Solved – Probability of class in binary classification

classificationmachine learningprobability

I have a binary classification task with classes 0 and 1 and
the classes are unbalanced (class 1: ~8%).
Data is in the range of ~10k samples and #features may vary but around 50-100.

I am only interested in the probability of an input to be in class 1 and
I will use the predicted probability as an actual probability in another
context later (see below).

Am am wondering how to best model this problem.
My current approach isto use a random forest and predict_proba in scikit-learn and use ROC-AUC as a scoring function.

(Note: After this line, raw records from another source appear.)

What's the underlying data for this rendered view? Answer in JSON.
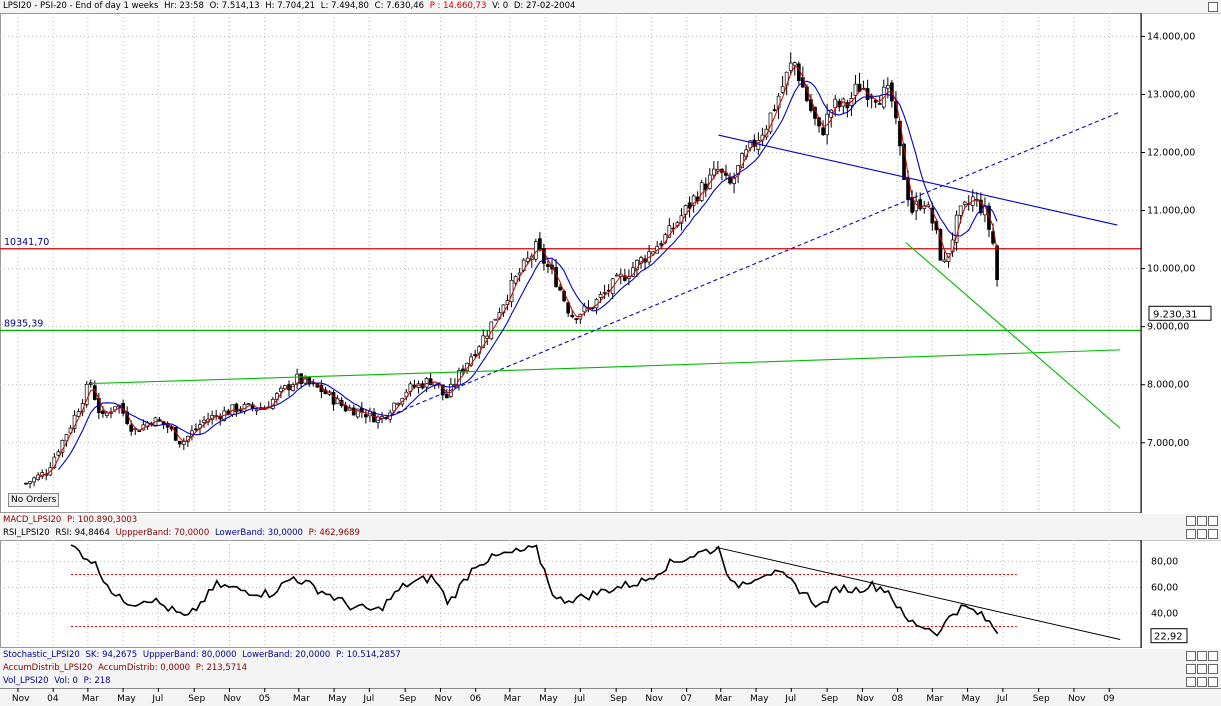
{
  "header": {
    "title": "LPSI20 - PSI-20 - End of day 1 weeks",
    "hr": "Hr: 23:58",
    "open": "O: 7.514,13",
    "high": "H: 7.704,21",
    "low": "L: 7.494,80",
    "close": "C: 7.630,46",
    "p": "P : 14.660,73",
    "v": "V: 0",
    "date": "D: 27-02-2004"
  },
  "no_orders": "No Orders",
  "macd_title": "MACD_LPSI20",
  "macd_p": "P: 100.890,3003",
  "rsi_title": "RSI_LPSI20",
  "rsi_value": "RSI: 94,8464",
  "rsi_upper": "UppperBand: 70,0000",
  "rsi_lower": "LowerBand: 30,0000",
  "rsi_p": "P: 462,9689",
  "stoch_title": "Stochastic_LPSI20",
  "stoch_sk": "SK: 94,2675",
  "stoch_upper": "UppperBand: 80,0000",
  "stoch_lower": "LowerBand: 20,0000",
  "stoch_p": "P: 10.514,2857",
  "accum_title": "AccumDistrib_LPSI20",
  "accum_value": "AccumDistrib: 0,0000",
  "accum_p": "P: 213,5714",
  "vol_title": "Vol_LPSI20",
  "vol_value": "Vol: 0",
  "vol_p": "P: 218",
  "colors": {
    "up": "#000000",
    "ma_fast": "#cc0000",
    "ma_slow": "#0000cc",
    "resistance": "#e00000",
    "support": "#00bb00",
    "trend": "#0000cc",
    "rsi": "#000000"
  },
  "chart_data": [
    {
      "type": "candlestick",
      "name": "PSI-20 weekly",
      "y_ticks": [
        "14.000,00",
        "13.000,00",
        "12.000,00",
        "11.000,00",
        "10.000,00",
        "9.000,00",
        "8.000,00",
        "7.000,00"
      ],
      "y_tick_values": [
        14000,
        13000,
        12000,
        11000,
        10000,
        9000,
        8000,
        7000
      ],
      "ylim": [
        6100,
        14300
      ],
      "last_price_label": "9.230,31",
      "last_price": 9230.31,
      "hlines": [
        {
          "label": "10341,70",
          "value": 10341.7,
          "color": "#e00000"
        },
        {
          "label": "8935,39",
          "value": 8935.39,
          "color": "#00bb00"
        }
      ],
      "x_labels": [
        "Nov",
        "04",
        "Mar",
        "May",
        "Jul",
        "Sep",
        "Nov",
        "05",
        "Mar",
        "May",
        "Jul",
        "Sep",
        "Nov",
        "06",
        "Mar",
        "May",
        "Jul",
        "Sep",
        "Nov",
        "07",
        "Mar",
        "May",
        "Jul",
        "Sep",
        "Nov",
        "08",
        "Mar",
        "May",
        "Jul",
        "Sep",
        "Nov",
        "09"
      ],
      "anchors": [
        [
          "2003-11-15",
          6300
        ],
        [
          "2003-12-20",
          6500
        ],
        [
          "2004-01-31",
          7300
        ],
        [
          "2004-03-05",
          8050
        ],
        [
          "2004-03-25",
          7400
        ],
        [
          "2004-04-20",
          7700
        ],
        [
          "2004-05-20",
          7200
        ],
        [
          "2004-06-20",
          7400
        ],
        [
          "2004-07-15",
          7300
        ],
        [
          "2004-08-10",
          7000
        ],
        [
          "2004-09-20",
          7400
        ],
        [
          "2004-11-15",
          7600
        ],
        [
          "2004-12-30",
          7600
        ],
        [
          "2005-02-25",
          8100
        ],
        [
          "2005-04-10",
          7900
        ],
        [
          "2005-05-20",
          7600
        ],
        [
          "2005-06-15",
          7550
        ],
        [
          "2005-07-20",
          7400
        ],
        [
          "2005-09-01",
          7900
        ],
        [
          "2005-10-20",
          8100
        ],
        [
          "2005-11-10",
          7750
        ],
        [
          "2005-12-10",
          8300
        ],
        [
          "2006-01-20",
          8900
        ],
        [
          "2006-03-10",
          9800
        ],
        [
          "2006-04-15",
          10350
        ],
        [
          "2006-05-20",
          9800
        ],
        [
          "2006-06-15",
          9200
        ],
        [
          "2006-07-15",
          9300
        ],
        [
          "2006-08-25",
          9700
        ],
        [
          "2006-10-20",
          10200
        ],
        [
          "2006-12-01",
          10600
        ],
        [
          "2007-01-20",
          11300
        ],
        [
          "2007-02-25",
          11700
        ],
        [
          "2007-03-15",
          11400
        ],
        [
          "2007-04-10",
          11900
        ],
        [
          "2007-05-20",
          12500
        ],
        [
          "2007-07-05",
          13600
        ],
        [
          "2007-07-25",
          13000
        ],
        [
          "2007-08-20",
          12300
        ],
        [
          "2007-09-10",
          12800
        ],
        [
          "2007-10-05",
          12800
        ],
        [
          "2007-10-25",
          13150
        ],
        [
          "2007-11-25",
          13000
        ],
        [
          "2007-12-20",
          13000
        ],
        [
          "2008-01-10",
          11700
        ],
        [
          "2008-01-25",
          11000
        ],
        [
          "2008-02-15",
          11200
        ],
        [
          "2008-03-05",
          10700
        ],
        [
          "2008-03-20",
          10000
        ],
        [
          "2008-04-15",
          10900
        ],
        [
          "2008-05-10",
          11200
        ],
        [
          "2008-05-30",
          11000
        ],
        [
          "2008-06-15",
          10400
        ],
        [
          "2008-06-27",
          9230
        ]
      ],
      "drawn_lines": [
        {
          "from": [
            "2004-03-05",
            8020
          ],
          "to": [
            "2006-01-10",
            8230
          ],
          "color": "#00bb00"
        },
        {
          "from": [
            "2006-01-10",
            8230
          ],
          "to": [
            "2009-01-20",
            8600
          ],
          "color": "#00bb00"
        },
        {
          "from": [
            "2005-07-15",
            7380
          ],
          "to": [
            "2009-01-20",
            12700
          ],
          "color": "#0000cc",
          "dashed": true
        },
        {
          "from": [
            "2007-02-25",
            12300
          ],
          "to": [
            "2009-01-15",
            10750
          ],
          "color": "#0000cc"
        },
        {
          "from": [
            "2008-01-15",
            10450
          ],
          "to": [
            "2009-01-20",
            7250
          ],
          "color": "#00bb00"
        }
      ]
    },
    {
      "type": "line",
      "name": "RSI",
      "y_ticks": [
        "80,00",
        "60,00",
        "40,00"
      ],
      "y_tick_values": [
        80,
        60,
        40
      ],
      "ylim": [
        15,
        95
      ],
      "bands": [
        70,
        30
      ],
      "last_label": "22,92",
      "last_value": 22.92,
      "anchors": [
        [
          "2004-02-01",
          92
        ],
        [
          "2004-03-10",
          80
        ],
        [
          "2004-04-20",
          52
        ],
        [
          "2004-05-20",
          48
        ],
        [
          "2004-06-15",
          52
        ],
        [
          "2004-08-20",
          36
        ],
        [
          "2004-10-10",
          62
        ],
        [
          "2004-11-20",
          58
        ],
        [
          "2005-01-10",
          55
        ],
        [
          "2005-02-20",
          68
        ],
        [
          "2005-04-20",
          55
        ],
        [
          "2005-06-01",
          45
        ],
        [
          "2005-07-15",
          42
        ],
        [
          "2005-09-01",
          62
        ],
        [
          "2005-10-20",
          68
        ],
        [
          "2005-11-15",
          48
        ],
        [
          "2006-01-01",
          78
        ],
        [
          "2006-02-15",
          85
        ],
        [
          "2006-04-15",
          90
        ],
        [
          "2006-05-20",
          50
        ],
        [
          "2006-07-01",
          52
        ],
        [
          "2006-09-01",
          60
        ],
        [
          "2006-10-20",
          65
        ],
        [
          "2006-12-01",
          78
        ],
        [
          "2007-02-01",
          88
        ],
        [
          "2007-02-28",
          90
        ],
        [
          "2007-03-20",
          60
        ],
        [
          "2007-04-15",
          65
        ],
        [
          "2007-05-20",
          72
        ],
        [
          "2007-06-20",
          68
        ],
        [
          "2007-07-25",
          55
        ],
        [
          "2007-08-20",
          45
        ],
        [
          "2007-09-20",
          60
        ],
        [
          "2007-10-20",
          58
        ],
        [
          "2007-11-15",
          62
        ],
        [
          "2007-12-15",
          58
        ],
        [
          "2008-01-15",
          35
        ],
        [
          "2008-02-15",
          30
        ],
        [
          "2008-03-15",
          25
        ],
        [
          "2008-04-01",
          40
        ],
        [
          "2008-04-25",
          45
        ],
        [
          "2008-05-20",
          40
        ],
        [
          "2008-06-10",
          32
        ],
        [
          "2008-06-27",
          22.92
        ]
      ],
      "trendline": {
        "from": [
          "2007-02-20",
          91
        ],
        "to": [
          "2009-01-20",
          20
        ]
      }
    }
  ]
}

The accuracy is 0.92 as it does not
predict any class 1 with proba > 0.5.

After reading into the subject I came accross many suggestions and terms and I
try to put a little structure in all of this. Specifically:

  1. I saw a couple of other scorers which were suggested, i.e. Cohens kapa,
    Matthews correlation coefficient, PC-AUC and some more.
    Should I look at all of those or is there a favorite for my problem?

  2. I just came accross the probability calibration subject in scikit.
    As I am interested in acual probability I think it's quite relevant.
    Am I right to assume that an additional CalibratedClassifierCV should be
    included in my model as it's based on Decision Trees?
    (is that done automatically in R?)

  3. After looking at some kaggle competitions xgboost seem very promising.
    Is that alsorithm well suited for my problem or do you have other suggestions
    regarding the algorithm (stick to the RF)?

Best Answer

You are considering different classifiers, but in fact this is not a classification problem. You are not interested in classifying your data as zeros and ones, but in predicting probabilities that individual cases are zeros and ones. In this case the usual method of choice, that is designed especially for such problems, is logistic regression. Contrary to popular beliefs, logistic regression is not a classifier, but rather it predicts probabilities, so it does exactly what you want.